But for most Costco stores across the country, this is a new push and dare we say a fantastic one. The two vials, containing 5 long thick pods, were retailing for a small price of $11.99. For the average at home baker, even in specialty grocers, vanilla bean pods are roughly $4 for two, smaller, thinner and less attractive ones.
We had a sudden flood of recipes that had been on the back burner for some time, saved up for a special occasion because of their need for such a pricey ingredient. They were all possible now. We could bake with a slight reckless abandon, confections for everyone! But wait, there's no information on the package as to what type of bean they really are? So we investigated.

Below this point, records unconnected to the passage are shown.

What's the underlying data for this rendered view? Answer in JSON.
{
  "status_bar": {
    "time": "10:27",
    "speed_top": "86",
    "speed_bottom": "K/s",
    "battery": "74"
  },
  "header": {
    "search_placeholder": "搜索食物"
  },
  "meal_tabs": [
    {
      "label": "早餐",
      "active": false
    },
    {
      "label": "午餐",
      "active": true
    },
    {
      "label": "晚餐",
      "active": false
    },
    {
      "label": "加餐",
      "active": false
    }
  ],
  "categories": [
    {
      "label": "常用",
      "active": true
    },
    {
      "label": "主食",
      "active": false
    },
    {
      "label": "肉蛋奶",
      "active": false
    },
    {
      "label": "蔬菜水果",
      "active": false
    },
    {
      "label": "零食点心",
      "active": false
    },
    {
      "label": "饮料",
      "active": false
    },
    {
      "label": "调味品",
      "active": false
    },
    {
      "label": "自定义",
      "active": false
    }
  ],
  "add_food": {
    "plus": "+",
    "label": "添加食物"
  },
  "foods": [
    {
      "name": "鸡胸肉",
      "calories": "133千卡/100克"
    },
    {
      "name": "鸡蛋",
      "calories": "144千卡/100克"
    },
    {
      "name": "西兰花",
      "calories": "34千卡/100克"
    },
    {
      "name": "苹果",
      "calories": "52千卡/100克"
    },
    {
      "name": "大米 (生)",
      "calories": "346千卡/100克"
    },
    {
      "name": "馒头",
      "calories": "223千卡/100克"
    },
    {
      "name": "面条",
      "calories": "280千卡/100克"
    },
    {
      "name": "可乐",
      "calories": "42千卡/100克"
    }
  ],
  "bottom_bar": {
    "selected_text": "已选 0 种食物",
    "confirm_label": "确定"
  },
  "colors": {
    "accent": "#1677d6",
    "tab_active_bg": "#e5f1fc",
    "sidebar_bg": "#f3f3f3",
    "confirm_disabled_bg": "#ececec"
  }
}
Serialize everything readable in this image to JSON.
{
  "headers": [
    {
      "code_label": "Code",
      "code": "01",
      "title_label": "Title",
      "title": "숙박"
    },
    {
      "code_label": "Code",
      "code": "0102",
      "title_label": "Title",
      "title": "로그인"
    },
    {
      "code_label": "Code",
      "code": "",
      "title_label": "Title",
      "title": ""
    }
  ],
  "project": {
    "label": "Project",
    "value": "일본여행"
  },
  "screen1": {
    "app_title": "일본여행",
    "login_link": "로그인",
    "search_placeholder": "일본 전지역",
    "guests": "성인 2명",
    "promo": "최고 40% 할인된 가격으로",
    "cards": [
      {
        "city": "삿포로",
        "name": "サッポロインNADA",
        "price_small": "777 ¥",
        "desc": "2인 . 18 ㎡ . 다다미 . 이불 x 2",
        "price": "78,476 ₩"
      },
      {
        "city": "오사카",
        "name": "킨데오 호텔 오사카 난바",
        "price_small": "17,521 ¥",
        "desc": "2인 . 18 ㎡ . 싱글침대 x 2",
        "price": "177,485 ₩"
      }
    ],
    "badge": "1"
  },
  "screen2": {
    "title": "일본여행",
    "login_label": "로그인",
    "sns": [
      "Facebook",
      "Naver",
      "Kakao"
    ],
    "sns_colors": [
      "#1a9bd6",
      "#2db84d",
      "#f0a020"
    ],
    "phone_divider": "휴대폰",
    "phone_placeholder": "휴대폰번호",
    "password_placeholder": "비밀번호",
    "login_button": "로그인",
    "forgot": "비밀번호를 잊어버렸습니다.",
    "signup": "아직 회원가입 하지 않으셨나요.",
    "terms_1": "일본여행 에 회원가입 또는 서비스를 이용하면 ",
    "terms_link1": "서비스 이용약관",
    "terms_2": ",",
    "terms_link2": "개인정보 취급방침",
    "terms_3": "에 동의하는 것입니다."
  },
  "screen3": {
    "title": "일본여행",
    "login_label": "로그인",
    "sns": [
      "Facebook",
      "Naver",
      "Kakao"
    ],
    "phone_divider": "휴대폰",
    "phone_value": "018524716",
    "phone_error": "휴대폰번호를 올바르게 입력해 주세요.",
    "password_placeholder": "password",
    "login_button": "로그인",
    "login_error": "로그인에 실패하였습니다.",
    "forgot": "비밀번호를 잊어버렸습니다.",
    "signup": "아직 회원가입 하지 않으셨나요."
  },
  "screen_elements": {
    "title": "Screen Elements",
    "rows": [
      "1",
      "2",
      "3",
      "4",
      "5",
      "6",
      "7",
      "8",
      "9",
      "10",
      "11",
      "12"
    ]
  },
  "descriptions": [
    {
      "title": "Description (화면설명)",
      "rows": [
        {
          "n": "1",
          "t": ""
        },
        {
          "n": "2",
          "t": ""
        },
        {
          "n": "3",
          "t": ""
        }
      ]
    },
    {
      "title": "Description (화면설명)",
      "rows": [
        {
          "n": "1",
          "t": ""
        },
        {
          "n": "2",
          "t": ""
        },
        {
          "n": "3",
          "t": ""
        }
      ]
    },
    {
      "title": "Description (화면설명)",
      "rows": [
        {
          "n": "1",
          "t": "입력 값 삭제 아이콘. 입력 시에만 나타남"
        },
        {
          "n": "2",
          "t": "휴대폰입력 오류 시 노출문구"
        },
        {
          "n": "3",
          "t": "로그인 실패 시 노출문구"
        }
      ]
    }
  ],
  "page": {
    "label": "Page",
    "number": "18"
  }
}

We went straight to Rodelle who as it turns out is a surprisingly green company. They are doing their best to keep their imprint as a company down and supporting growers in every way possible. They are a huge charity contributor, fund disaster and relief efforts and if that wasn't enough, their whole company is wind powered and you can read even more about their efforts here.
Their site tells us that the "majority" of their beans are from Madagascar and we'd have to say we agree that's what this product is as well. Tahitian beans tend to be a little shorter, more slender and less creamy (and we swear they smell like prunes, but maybe that's just us). But since the package isn't labeled either way, we can't give you a definitive answer on that.
Pick some up and use them for yourself or even give them to a foodie friend as a hostess gift for a summer get together!